When he came out upon that terrace with the Piccinino, after scaling the cliff, he obtained a better idea of its location, and observed that it was so disposed that it was in fact a little fortress. The staircase cut in the rock was much better adapted for a means of exit than of entrance; it was so crowded between two walls of lava, and so steep, that a woman's hand could easily have hurled back an insolent or dangerous visitor. Moreover, there was on the last stair, with nothing in the way of a landing between, a small gilt gate, unusually high and narrow, hung between two slender marble columns as smooth as the masts of a ship. On the outer side of both these columns was the sheer precipice, with nothing to grasp except heavy iron scroll-work in the style of the seventeenth century, fashioned to represent fantastic dragons, bristling with spikes in every direction; a decoration that served a double purpose, and was very difficult to surmount when one had no purchase and a precipice under his feet.
This fortification, if we may so describe it, was not without its utility in a region where brigands from the mountain carried on their operations in the valleys and the plain, even to the very gates of the cities. Michel observed the defences with the satisfaction of a jealous lover, but the Piccinino glanced at them with an air of contempt, and even went so far as to say, while they were ascending the staircase, that it was a sugar-plum citadel, which would be very effective at a dessert.
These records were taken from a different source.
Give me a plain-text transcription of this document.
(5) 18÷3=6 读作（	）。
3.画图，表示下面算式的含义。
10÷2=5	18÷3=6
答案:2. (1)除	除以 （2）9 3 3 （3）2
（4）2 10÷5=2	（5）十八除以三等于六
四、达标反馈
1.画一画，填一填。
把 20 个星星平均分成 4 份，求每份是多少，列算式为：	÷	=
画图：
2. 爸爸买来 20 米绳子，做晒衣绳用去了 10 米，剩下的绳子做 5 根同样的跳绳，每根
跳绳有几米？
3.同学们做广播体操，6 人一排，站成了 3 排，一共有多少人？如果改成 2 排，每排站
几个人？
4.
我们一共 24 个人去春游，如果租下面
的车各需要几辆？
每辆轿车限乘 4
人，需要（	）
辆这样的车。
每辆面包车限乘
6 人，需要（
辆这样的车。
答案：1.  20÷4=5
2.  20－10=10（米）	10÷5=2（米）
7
Michel rang the prescribed number of times, and the gate was immediately opened. A veiled woman stood there, impatiently awaiting them. In the darkness, she seized Michel's hand as he entered the garden, and the young artist, recognizing the Princess Agatha by that gentle pressure, trembled and lost his head, so that the Piccinino, who did not lose his, quietly removed the key which Michel had placed in the lock as he rang the bell. The bandit placed it in his belt after closing the gate, and when Michel remembered his oversight, it was too late to repair it. They had all three entered the princess's boudoir, and that was not the moment to seek a quarrel with a man so entirely free from timidity as the Destatore's son.
Agatha had been warned and as fully advised as possible of the character and habits of the man with whom it was necessary for her to enter into relations; she was too much of a Sicilian to have any serious prejudices against the profession of bandit, and she was determined to make the greatest pecuniary sacrifices in order to make certain of the Piccinino's services. Nevertheless, she felt, at sight of him, a painful emotion which she had difficulty in concealing from him; and when he kissed her hand, gazing at her with his bold and mocking eyes, she was conscious of a painful feeling of discomfort, and her face changed perceptibly, although she was able to maintain an affable and courteous demeanor.